Sunday, May 4, 2025

More Questioning AI About Gematria


One danger I foresee in the use of AI as a tool to enhance scamming techniques is that those that give it any credibility at the beginning are the same type of people who have been brainwashed into distrusting people smarter than they are.  People who are wrong about a lot of major and consequential decisions (like democratically elected leadership) are instantly going to dismiss an AI generated recap about the hazards of using gematria.  But for now, it amuses me and in these dark times that’s good enough.  

For now, AI says using gematria to predict sports event outcomes is nonsense.

So just like using AI to make an overview about Kentucky Derby handicapping, let’s see what you get for Super Bowl predictions.

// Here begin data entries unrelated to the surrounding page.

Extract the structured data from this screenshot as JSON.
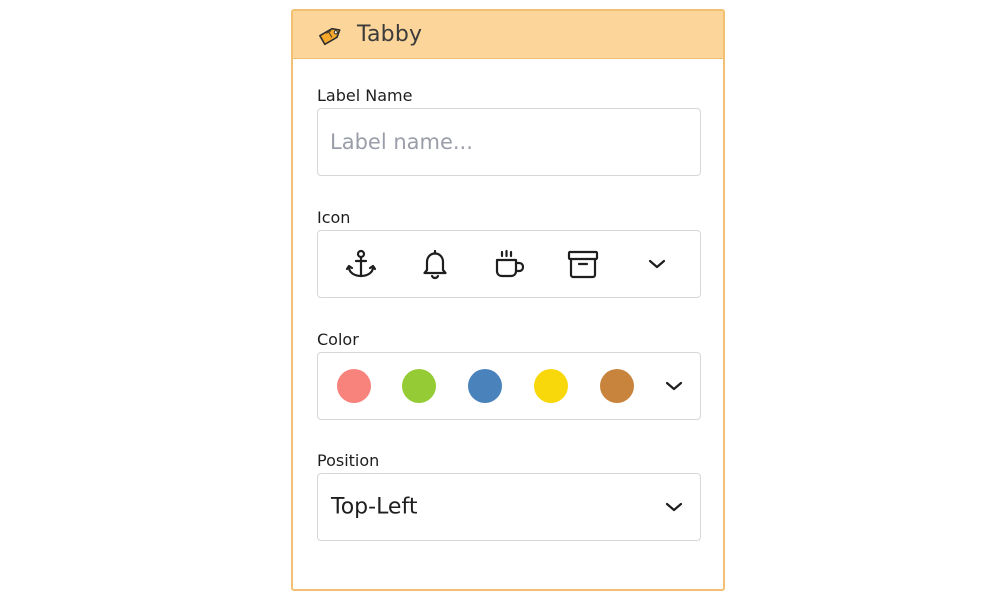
{
  "app": {
    "title": "Tabby",
    "logo_icon": "tag-icon"
  },
  "label_name": {
    "label": "Label Name",
    "value": "",
    "placeholder": "Label name..."
  },
  "icon_picker": {
    "label": "Icon",
    "options": [
      "anchor-icon",
      "bell-icon",
      "coffee-mug-icon",
      "archive-box-icon"
    ],
    "expand_icon": "chevron-down-icon"
  },
  "color_picker": {
    "label": "Color",
    "swatches": [
      "#f8827c",
      "#95cc36",
      "#4a82bc",
      "#f8d80b",
      "#c8843c"
    ],
    "expand_icon": "chevron-down-icon"
  },
  "position": {
    "label": "Position",
    "selected": "Top-Left",
    "expand_icon": "chevron-down-icon"
  },
  "colors": {
    "header_bg": "#fbd59a",
    "panel_border": "#f2bf73",
    "field_border": "#d7d7d7",
    "text": "#1e1e1e"
  }
}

As mentioned with the beginning of this post, it’s smart person talk for “gematria predicting sports outcomes is bullshit.”  Which doesn’t help unless there’s a trusted source to do the research and reinforce the result.  These days there are numerous stories of families being torn apart by the political divisiveness in the U.S.  Trusted sources are running short with a reality based group of people understanding the science and negative economic impact of climate change versus diehard “I’m right about everything” double downers who think FEMA employees are advance scouts to steal land for lithium deposits and the government can create hurricanes.  (Gematria/Alex Jones style bullshit.)

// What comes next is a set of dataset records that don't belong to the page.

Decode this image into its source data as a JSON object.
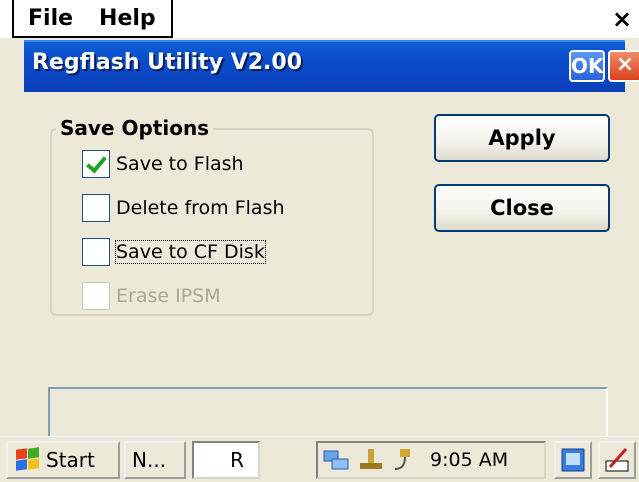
{
  "menubar": {
    "file_label": "File",
    "help_label": "Help",
    "close_glyph": "×"
  },
  "dialog": {
    "title": "Regflash Utility V2.00",
    "ok_label": "OK",
    "close_glyph": "×",
    "group_title": "Save Options",
    "options": [
      {
        "label": "Save to Flash",
        "checked": true,
        "enabled": true
      },
      {
        "label": "Delete from Flash",
        "checked": false,
        "enabled": true
      },
      {
        "label": "Save to CF Disk",
        "checked": false,
        "enabled": true
      },
      {
        "label": "Erase IPSM",
        "checked": false,
        "enabled": false
      }
    ],
    "apply_label": "Apply",
    "close_label": "Close"
  },
  "taskbar": {
    "start_label": "Start",
    "task1_label": "N...",
    "task2_label": "R",
    "clock": "9:05 AM"
  },
  "icons": {
    "start": "windows-flag-icon",
    "tray1": "network-icon",
    "tray2": "usb-icon",
    "tray3": "power-icon",
    "desktop": "desktop-icon",
    "input": "pen-input-icon"
  }
}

While farting around with searches I had input something like, “How do I scam people with gematria sports predictions?”  And the response was, “That’s not legal/legitimate, I won’t do it.”  So I asked what are legitimate uses of gematria.  The answer was biblical research.  Not gambling, or cryptocurrency or political propaganda.  

If you trick AI by questioning it what are illegitimate uses you don’t get the, “Fuck you, I’m not going to help you scam people.”  You get this.

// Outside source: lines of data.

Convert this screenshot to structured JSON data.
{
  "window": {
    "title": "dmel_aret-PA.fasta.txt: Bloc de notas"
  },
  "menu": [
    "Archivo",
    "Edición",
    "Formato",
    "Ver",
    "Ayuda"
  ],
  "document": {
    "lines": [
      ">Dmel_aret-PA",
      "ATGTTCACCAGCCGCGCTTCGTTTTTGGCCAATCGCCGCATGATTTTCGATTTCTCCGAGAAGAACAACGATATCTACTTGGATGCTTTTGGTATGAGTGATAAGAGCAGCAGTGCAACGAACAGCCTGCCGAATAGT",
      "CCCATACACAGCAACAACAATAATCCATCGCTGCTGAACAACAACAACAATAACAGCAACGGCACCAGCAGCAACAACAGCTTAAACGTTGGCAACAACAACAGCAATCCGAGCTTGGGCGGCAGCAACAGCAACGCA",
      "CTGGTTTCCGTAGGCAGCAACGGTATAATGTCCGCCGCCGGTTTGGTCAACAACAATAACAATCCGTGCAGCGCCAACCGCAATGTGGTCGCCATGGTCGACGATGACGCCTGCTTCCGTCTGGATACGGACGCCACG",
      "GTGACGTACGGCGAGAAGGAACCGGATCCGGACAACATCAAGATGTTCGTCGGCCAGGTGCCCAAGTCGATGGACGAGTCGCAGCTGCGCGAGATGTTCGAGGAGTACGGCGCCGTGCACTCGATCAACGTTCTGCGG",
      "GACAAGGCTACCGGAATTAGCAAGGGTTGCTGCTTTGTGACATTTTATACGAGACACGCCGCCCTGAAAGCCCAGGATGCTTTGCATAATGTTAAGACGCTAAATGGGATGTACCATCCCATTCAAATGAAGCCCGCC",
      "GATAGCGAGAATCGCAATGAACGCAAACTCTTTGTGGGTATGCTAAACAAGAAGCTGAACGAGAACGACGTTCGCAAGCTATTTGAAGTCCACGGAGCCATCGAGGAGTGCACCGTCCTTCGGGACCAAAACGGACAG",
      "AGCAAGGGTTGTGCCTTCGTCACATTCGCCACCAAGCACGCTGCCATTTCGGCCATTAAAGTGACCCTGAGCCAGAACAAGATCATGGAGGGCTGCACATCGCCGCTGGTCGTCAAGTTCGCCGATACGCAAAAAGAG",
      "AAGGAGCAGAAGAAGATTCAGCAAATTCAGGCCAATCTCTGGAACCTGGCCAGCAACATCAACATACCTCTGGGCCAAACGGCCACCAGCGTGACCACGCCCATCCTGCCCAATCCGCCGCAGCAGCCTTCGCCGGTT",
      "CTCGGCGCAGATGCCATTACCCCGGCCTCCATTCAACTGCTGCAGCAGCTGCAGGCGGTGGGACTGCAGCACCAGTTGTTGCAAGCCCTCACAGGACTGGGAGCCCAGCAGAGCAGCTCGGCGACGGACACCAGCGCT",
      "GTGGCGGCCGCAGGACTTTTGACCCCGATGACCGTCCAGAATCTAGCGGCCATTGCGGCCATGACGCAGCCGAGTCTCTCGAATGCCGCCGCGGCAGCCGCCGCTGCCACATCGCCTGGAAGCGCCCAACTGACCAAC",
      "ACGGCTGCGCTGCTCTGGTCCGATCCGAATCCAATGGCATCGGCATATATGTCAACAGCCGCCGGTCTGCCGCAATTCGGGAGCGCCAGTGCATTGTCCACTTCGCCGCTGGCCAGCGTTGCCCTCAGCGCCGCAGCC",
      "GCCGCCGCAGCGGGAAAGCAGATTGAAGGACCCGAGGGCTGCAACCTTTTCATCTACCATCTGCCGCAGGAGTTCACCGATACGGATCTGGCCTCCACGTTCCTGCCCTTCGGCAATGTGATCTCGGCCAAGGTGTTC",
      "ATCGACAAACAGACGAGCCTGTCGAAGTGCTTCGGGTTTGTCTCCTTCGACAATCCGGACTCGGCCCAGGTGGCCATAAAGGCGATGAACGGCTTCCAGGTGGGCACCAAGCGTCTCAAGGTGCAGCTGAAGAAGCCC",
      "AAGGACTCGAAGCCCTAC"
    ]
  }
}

The current big names in gematria (as few and far between as they are now) gave us a repackaged and rebooted old, pre-internet con.  They found old sources of how it worked on gullible people, updated it for current times and chose from the array of speculative and popular array of bad ideas.  Now, someone looking to capitalize on the gullible needs only to be curious and do a quick search on what scams are going on now. 

The chances that a determined future scammer will be swayed by a “Fraud is not legal, don’t do it!!” message from AI?  That depends on a lot of complex factors that is statistically hard to predict.  Adhering to a code of ethics is sorely missing in modern society.  The legal system, banking, accounting, politicians have codes of conduct.  But the financial rewards of bypassing the code and being a better criminal than others in similar businesses far outweigh the slap on the wrist penalties of getting caught.  Even AI has already learned to say, “STOP!!  Or I’ll say STOP again!!”